Study to Evaluate the Safety of a Bivalent Vaccine of New 6:2 Influenza Virus Reassortants in Healthy Adults

Influenza Clinical Trial

Official title:
A Prospective, Randomized, Double-Blind, Placebo-Controlled Study to Evaluate the Safety of a Bivalent Vaccine of New 6:2 Influenza Virus Reassortants in Healthy Adults

Clinical Trial Details — Status: Completed

Administrative data
NCT number NCT00192127
Other study ID # MI-CP113
Secondary ID
Status Completed
Phase Phase 3
First received September 12, 2005
Last updated December 12, 2007
Start date August 2004
Est. completion date February 2005

Study information
Verified date December 2007
Source MedImmune LLC
Contact n/a
Is FDA regulated No
Health authority United States: Food and Drug Administration
Study type Interventional

Clinical Trial Summary

This study is to assess the safety of a bivalent vaccine of two new 6:2 influenza virus reassortants in healthy adults prior to the release of the trivalent vaccine (FluMist) containing them.

Description:

The primary study objective is to assess the safety of a bivalent vaccine of two new 6:2 influenza virus reassortants in healthy adults prior to the release of the trivalent vaccine (FluMist) containing them. Safety will be demonstrated by similar fever rates (oral temperature ≥101°F Days 0-7) in vaccine and placebo recipients.
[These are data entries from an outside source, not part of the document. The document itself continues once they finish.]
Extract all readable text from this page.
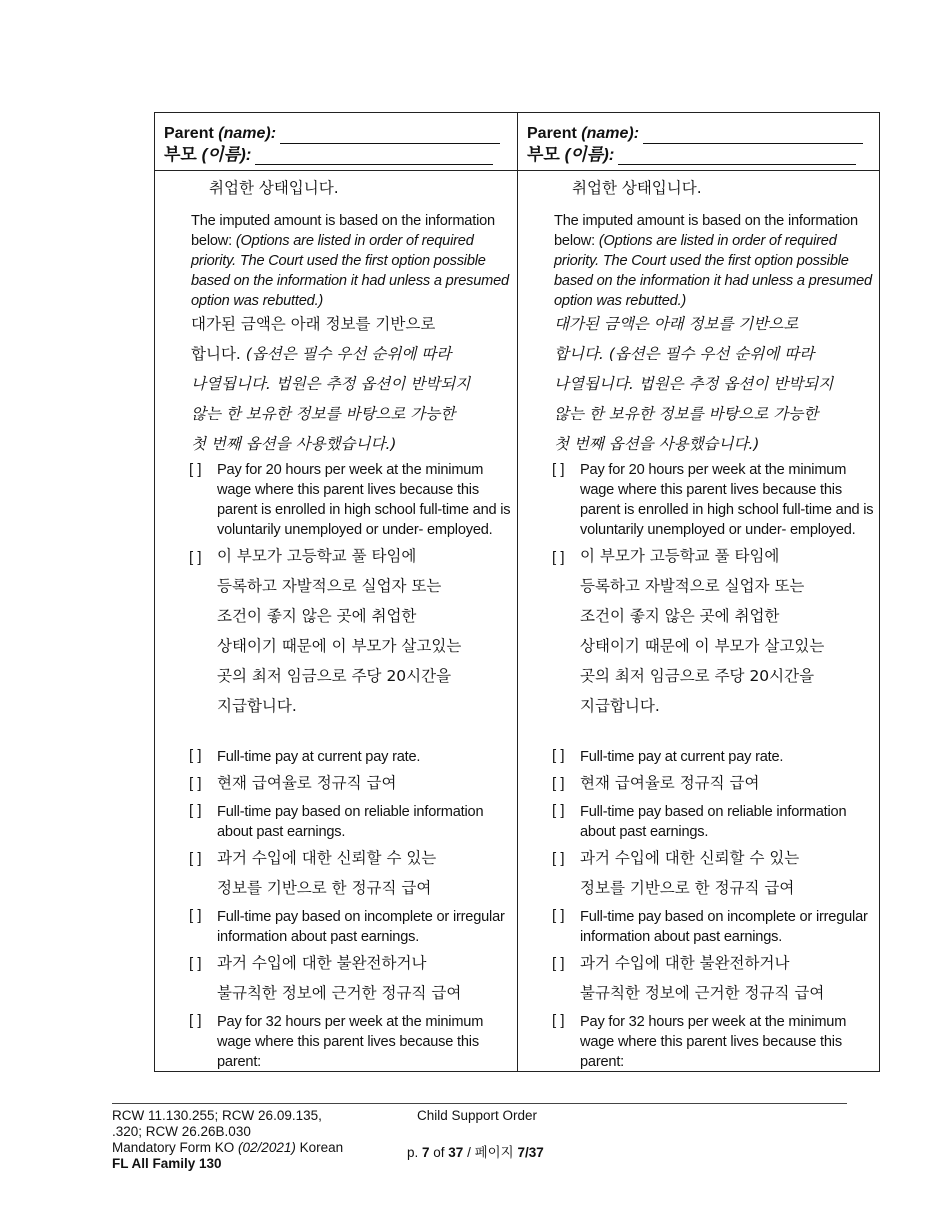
Parent (name):
부모 (이름):
취업한 상태입니다.
The imputed amount is based on the information
below: (Options are listed in order of required
priority. The Court used the first option possible
based on the information it had unless a presumed
option was rebutted.)
대가된 금액은 아래 정보를 기반으로
합니다. (옵션은 필수 우선 순위에 따라
나열됩니다. 법원은 추정 옵션이 반박되지
않는 한 보유한 정보를 바탕으로 가능한
첫 번째 옵션을 사용했습니다.)
[ ] Pay for 20 hours per week at the minimum
wage where this parent lives because this
parent is enrolled in high school full-time and is
voluntarily unemployed or under- employed.
[ ] 이 부모가 고등학교 풀 타임에
등록하고 자발적으로 실업자 또는
조건이 좋지 않은 곳에 취업한
상태이기 때문에 이 부모가 살고있는
곳의 최저 임금으로 주당 20시간을
지급합니다.
[ ] Full-time pay at current pay rate.
[ ] 현재 급여율로 정규직 급여
[ ] Full-time pay based on reliable information
about past earnings.
[ ] 과거 수입에 대한 신뢰할 수 있는
정보를 기반으로 한 정규직 급여
[ ] Full-time pay based on incomplete or irregular
information about past earnings.
[ ] 과거 수입에 대한 불완전하거나
불규칙한 정보에 근거한 정규직 급여
[ ] Pay for 32 hours per week at the minimum
wage where this parent lives because this
parent:
Parent (name):
부모 (이름):
취업한 상태입니다.
The imputed amount is based on the information
below: (Options are listed in order of required
priority. The Court used the first option possible
based on the information it had unless a presumed
option was rebutted.)
대가된 금액은 아래 정보를 기반으로
합니다. (옵션은 필수 우선 순위에 따라
나열됩니다. 법원은 추정 옵션이 반박되지
않는 한 보유한 정보를 바탕으로 가능한
첫 번째 옵션을 사용했습니다.)
[ ] Pay for 20 hours per week at the minimum
wage where this parent lives because this
parent is enrolled in high school full-time and is
voluntarily unemployed or under- employed.
[ ] 이 부모가 고등학교 풀 타임에
등록하고 자발적으로 실업자 또는
조건이 좋지 않은 곳에 취업한
상태이기 때문에 이 부모가 살고있는
곳의 최저 임금으로 주당 20시간을
지급합니다.
[ ] Full-time pay at current pay rate.
[ ] 현재 급여율로 정규직 급여
[ ] Full-time pay based on reliable information
about past earnings.
[ ] 과거 수입에 대한 신뢰할 수 있는
정보를 기반으로 한 정규직 급여
[ ] Full-time pay based on incomplete or irregular
information about past earnings.
[ ] 과거 수입에 대한 불완전하거나
불규칙한 정보에 근거한 정규직 급여
[ ] Pay for 32 hours per week at the minimum
wage where this parent lives because this
parent:
RCW 11.130.255; RCW 26.09.135,
.320; RCW 26.26B.030
Mandatory Form KO (02/2021) Korean
FL All Family 130
Child Support Order
p. 7 of 37 / 페이지 7/37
Recruitment information / eligibility
Status Completed
Enrollment 300
Est. completion date February 2005
Est. primary completion date
Accepts healthy volunteers Accepts Healthy Volunteers
Gender Both
Age group 18 Years to 49 Years
Eligibility Inclusion Criteria:

- 18-49 years of age (not yet reached their 50th birthday);

- In good health;

- Available by telephone;

- Ability to understand and comply with the requirements of the protocol; and

- Signed informed consent and HIPAA authorization.

Exclusion Criteria:

- Any condition for which the inactivated influenza vaccine is indicated, including: chronic disorders of the pulmonary or cardiovascular systems, including asthma; chronic metabolic diseases (including diabetes mellitus) renal dysfunction, or hemoglobinopathies which required regular medical follow-up or hospitalization during the preceding year;

- Acute febrile (>100.0°F oral) and/or respiratory illness, including cough or sore throat, within the 14 days prior to enrollment;

- Hypersensitivity to egg or egg protein;

- Hypersensitivity to gentamicin;

- Any known immunosuppressive condition or immune deficiency disease, including HIV infection, or ongoing immunosuppressive therapy;

- History of Guillan-Barré Syndrome;

- Household contact who is immunocompromised (participant should also avoid close contact with immunocompromised individuals for at least 21 days);

- Participation in another investigational trial within 30 days prior to enrollment or expected enrollment in another investigational trial during this study;

- Chronic or regular use of antipyretic or analgesic medication on a daily or every other day basis; Notes: A daily dose of 81 mg of aspirin is not considered a contraindication to enrollment. Discontinuation of prophylactic use of antipyretic or analgesic medications at the time of enrollment and for fourteen days following vaccination is not considered a contraindication to enrollment.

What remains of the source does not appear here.